Vale lembrar que, ainda que a vasectomia possa ser revertida, não há garantia de sucesso no procedimento. “Além disso, a reversão envolve custos elevados, não é coberta pelos planos de saúde e exige profissionais altamente qualificados e instrumentação especializada”, diz João Brunhara, urologista do Hospital Albert Einstein e cofundador da healthtech Omens.
No caso da laqueadura, embora também seja viável revertê-la, esse procedimento não é recomendado. “Ele aumenta os riscos de gestação ectópica tubária, acarretando riscos à saúde da mulher e possíveis abortos do embrião”, afirma a ginecologista Graziele Cervantes, mestre da Faculdade de Ciências Médicas da Santa Casa de Misericórdia de São Paulo.
Já os críticos da regra de idade mínima consideram que ela fere a autonomia individual e o direito de escolha sobre o próprio corpo. Muitas pessoas que decidem não ter filhos enfrentam barreiras burocráticas, mesmo quando estão seguras de sua decisão. Algumas relatam dificuldades em acessar o procedimento, mesmo cumprindo os requisitos legais, devido à resistência de profissionais de saúde.
Esse foi o caso da estudante Marina Santos, 27, que, desde os 22 anos, tinha certeza de que não queria ter filhos. Em 2022, enfrentou uma série de negativas de médicos que insistiam que ela poderia se arrepender no futuro. “Ouvi inúmeras vezes que eu era jovem demais para tomar essa decisão, que eu deveria esperar até ter pelo menos um filho ou que meu futuro marido poderia querer crianças”, conta.
Marina teve que passar por diversas consultas até encontrar um profissional disposto a respeitar sua escolha, e o procedimento foi realizado ano passado.

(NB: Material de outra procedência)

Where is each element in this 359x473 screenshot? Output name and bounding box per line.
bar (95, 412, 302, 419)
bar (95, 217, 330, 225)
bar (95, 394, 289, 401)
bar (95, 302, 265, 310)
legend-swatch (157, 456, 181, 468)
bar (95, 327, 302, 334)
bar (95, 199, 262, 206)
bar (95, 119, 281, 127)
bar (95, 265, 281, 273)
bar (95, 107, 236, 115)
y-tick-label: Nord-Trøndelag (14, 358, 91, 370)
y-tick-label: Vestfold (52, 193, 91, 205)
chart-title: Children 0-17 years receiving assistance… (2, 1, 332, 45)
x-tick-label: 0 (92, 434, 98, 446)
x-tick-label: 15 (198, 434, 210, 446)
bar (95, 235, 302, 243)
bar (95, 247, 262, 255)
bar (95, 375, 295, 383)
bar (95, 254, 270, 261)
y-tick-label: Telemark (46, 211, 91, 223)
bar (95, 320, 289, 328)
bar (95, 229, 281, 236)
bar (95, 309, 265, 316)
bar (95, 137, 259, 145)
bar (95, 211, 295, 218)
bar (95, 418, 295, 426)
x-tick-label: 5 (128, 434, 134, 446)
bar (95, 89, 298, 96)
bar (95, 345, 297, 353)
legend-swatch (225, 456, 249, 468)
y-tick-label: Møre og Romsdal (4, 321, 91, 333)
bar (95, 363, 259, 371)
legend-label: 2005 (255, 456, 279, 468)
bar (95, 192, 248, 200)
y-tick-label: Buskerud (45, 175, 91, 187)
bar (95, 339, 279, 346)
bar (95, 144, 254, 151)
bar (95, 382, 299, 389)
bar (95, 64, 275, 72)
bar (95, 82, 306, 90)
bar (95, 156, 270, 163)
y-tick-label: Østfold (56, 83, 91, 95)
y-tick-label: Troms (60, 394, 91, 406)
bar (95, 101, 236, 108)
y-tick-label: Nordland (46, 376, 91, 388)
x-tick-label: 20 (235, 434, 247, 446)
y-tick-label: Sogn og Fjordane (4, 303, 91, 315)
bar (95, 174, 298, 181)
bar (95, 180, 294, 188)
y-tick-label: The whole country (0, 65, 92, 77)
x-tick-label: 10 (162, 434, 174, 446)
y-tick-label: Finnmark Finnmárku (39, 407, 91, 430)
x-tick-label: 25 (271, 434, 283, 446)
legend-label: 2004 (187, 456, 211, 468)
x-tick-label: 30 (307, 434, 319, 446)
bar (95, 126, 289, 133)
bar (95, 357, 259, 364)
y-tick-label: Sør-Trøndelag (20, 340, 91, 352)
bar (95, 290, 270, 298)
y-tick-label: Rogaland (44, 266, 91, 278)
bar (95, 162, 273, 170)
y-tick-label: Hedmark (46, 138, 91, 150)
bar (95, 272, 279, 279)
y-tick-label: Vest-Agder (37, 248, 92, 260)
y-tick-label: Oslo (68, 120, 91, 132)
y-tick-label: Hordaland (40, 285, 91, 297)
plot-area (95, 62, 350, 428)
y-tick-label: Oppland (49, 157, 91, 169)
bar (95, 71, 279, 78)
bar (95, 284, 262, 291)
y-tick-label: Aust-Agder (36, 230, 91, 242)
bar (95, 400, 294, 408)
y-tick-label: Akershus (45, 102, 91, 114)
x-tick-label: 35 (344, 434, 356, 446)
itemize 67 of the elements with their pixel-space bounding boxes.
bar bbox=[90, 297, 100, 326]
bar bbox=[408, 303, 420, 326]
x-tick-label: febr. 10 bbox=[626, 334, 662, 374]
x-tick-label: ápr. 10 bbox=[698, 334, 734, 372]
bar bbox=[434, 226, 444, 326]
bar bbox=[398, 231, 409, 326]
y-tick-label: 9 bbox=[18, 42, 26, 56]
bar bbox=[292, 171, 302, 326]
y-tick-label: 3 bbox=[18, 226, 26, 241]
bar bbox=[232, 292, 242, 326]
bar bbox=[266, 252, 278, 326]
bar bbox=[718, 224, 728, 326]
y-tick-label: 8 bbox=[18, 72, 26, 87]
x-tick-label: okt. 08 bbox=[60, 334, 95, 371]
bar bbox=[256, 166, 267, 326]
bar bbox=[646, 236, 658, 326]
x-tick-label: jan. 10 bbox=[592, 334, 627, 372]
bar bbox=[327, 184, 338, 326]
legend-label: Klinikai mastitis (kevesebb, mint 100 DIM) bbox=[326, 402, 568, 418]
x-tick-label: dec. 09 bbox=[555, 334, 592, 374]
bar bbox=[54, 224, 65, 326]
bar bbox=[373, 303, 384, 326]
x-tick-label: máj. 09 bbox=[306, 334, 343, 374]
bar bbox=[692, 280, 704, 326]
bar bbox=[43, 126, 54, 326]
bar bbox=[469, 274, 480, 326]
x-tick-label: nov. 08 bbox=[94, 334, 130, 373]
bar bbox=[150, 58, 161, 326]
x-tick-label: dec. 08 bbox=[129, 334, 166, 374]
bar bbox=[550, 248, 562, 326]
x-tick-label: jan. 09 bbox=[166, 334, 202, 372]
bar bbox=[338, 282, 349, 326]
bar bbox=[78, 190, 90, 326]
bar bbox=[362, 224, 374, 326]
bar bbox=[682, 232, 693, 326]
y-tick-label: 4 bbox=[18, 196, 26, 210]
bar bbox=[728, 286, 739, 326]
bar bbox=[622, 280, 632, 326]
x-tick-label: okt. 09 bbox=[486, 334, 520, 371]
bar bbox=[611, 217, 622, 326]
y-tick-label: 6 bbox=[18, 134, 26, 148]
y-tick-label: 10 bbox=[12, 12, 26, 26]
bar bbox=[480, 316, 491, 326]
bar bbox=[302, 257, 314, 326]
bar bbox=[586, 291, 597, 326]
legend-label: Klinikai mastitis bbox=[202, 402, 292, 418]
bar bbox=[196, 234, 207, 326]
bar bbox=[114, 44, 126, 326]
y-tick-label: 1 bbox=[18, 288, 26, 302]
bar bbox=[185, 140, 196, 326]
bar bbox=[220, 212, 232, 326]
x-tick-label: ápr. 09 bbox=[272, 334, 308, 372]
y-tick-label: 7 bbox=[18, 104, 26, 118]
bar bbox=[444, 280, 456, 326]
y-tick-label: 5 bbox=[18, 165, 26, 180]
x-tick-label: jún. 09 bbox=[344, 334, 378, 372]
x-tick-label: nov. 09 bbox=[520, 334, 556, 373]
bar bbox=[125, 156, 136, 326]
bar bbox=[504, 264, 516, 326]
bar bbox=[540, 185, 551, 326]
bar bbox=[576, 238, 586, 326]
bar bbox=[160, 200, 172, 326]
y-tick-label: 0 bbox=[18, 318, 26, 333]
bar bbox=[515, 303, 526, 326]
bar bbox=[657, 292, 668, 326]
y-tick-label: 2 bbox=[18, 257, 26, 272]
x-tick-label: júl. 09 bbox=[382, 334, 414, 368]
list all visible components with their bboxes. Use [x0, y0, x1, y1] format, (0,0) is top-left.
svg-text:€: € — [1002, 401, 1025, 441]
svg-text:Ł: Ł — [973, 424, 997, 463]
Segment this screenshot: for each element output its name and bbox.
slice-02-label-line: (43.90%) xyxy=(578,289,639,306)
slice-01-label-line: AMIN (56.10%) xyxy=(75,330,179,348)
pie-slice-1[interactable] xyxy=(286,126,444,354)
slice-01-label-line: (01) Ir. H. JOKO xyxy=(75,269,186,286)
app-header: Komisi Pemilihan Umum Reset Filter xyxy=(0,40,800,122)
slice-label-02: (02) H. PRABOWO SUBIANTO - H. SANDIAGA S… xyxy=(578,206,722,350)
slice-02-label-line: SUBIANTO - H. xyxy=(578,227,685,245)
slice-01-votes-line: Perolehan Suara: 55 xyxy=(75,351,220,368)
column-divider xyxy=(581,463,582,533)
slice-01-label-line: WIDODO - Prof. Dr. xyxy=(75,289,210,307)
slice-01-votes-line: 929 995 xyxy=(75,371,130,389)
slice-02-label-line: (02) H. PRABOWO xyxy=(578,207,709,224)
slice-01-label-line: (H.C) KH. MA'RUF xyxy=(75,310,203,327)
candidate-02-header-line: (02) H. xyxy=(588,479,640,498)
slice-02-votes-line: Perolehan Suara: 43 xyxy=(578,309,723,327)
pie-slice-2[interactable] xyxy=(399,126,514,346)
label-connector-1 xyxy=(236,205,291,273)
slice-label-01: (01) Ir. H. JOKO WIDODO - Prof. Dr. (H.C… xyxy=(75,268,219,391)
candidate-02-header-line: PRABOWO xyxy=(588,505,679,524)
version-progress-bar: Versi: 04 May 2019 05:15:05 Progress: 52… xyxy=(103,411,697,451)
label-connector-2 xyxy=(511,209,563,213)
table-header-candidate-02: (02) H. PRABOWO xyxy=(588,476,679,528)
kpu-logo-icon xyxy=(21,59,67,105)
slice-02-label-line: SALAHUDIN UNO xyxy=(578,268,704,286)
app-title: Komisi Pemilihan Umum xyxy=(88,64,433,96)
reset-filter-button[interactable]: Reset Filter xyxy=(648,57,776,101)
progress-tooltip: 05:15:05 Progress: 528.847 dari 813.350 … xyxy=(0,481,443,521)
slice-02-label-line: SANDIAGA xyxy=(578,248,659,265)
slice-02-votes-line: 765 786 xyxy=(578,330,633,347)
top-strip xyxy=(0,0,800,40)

Depois de tanto desgaste emocional, foi um alívio enorme, mas não deveria ter sido tão difícil. Passei anos tendo que justificar uma escolha que, se fosse o contrário – ou seja, se eu quisesse engravidar -, ninguém questionaria.
Marina Santos, estudante
A advogada Patricia Matos, 38, também enfrentou desafios antes de conseguir realizar a esterilização voluntária. Ela desejava fazer o procedimento muito antes dos 32 anos, idade em que finalmente conseguiu realizá-lo. “As experiências que tive com outros métodos contraceptivos foram ruins. Se tivesse feito antes, provavelmente teria uma qualidade de vida melhor”, relata
Desde que realizou o procedimento, Patricia percebe impactos positivos na saúde, no bem-estar e na vida profissional. Diagnosticada com endometriose, ela notou uma grande redução dos sintomas e do fluxo menstrual após a laqueadura. Além disso, a ansiedade e os episódios de tocofobia (medo intenso de engravidar) deixaram de fazer parte da sua rotina. “Depois do procedimento, estou em paz para buscar meus objetivos profissionais e meu projeto de vida”, diz.
A experiência também motivou sua trajetória acadêmica: após a cirurgia, decidiu fazer um mestrado para estudar o direito reprodutivo de não ter filhos e entender por que o tema ainda gera tantas controvérsias. Sua dissertação resultou no livro “O Direito de Não Ter Filhos – A Autodeterminação Reprodutiva das Mulheres no Brasil após a Lei do Planejamento Familiar (Lei nº 9.263/96) e a Justiça de Gênero”.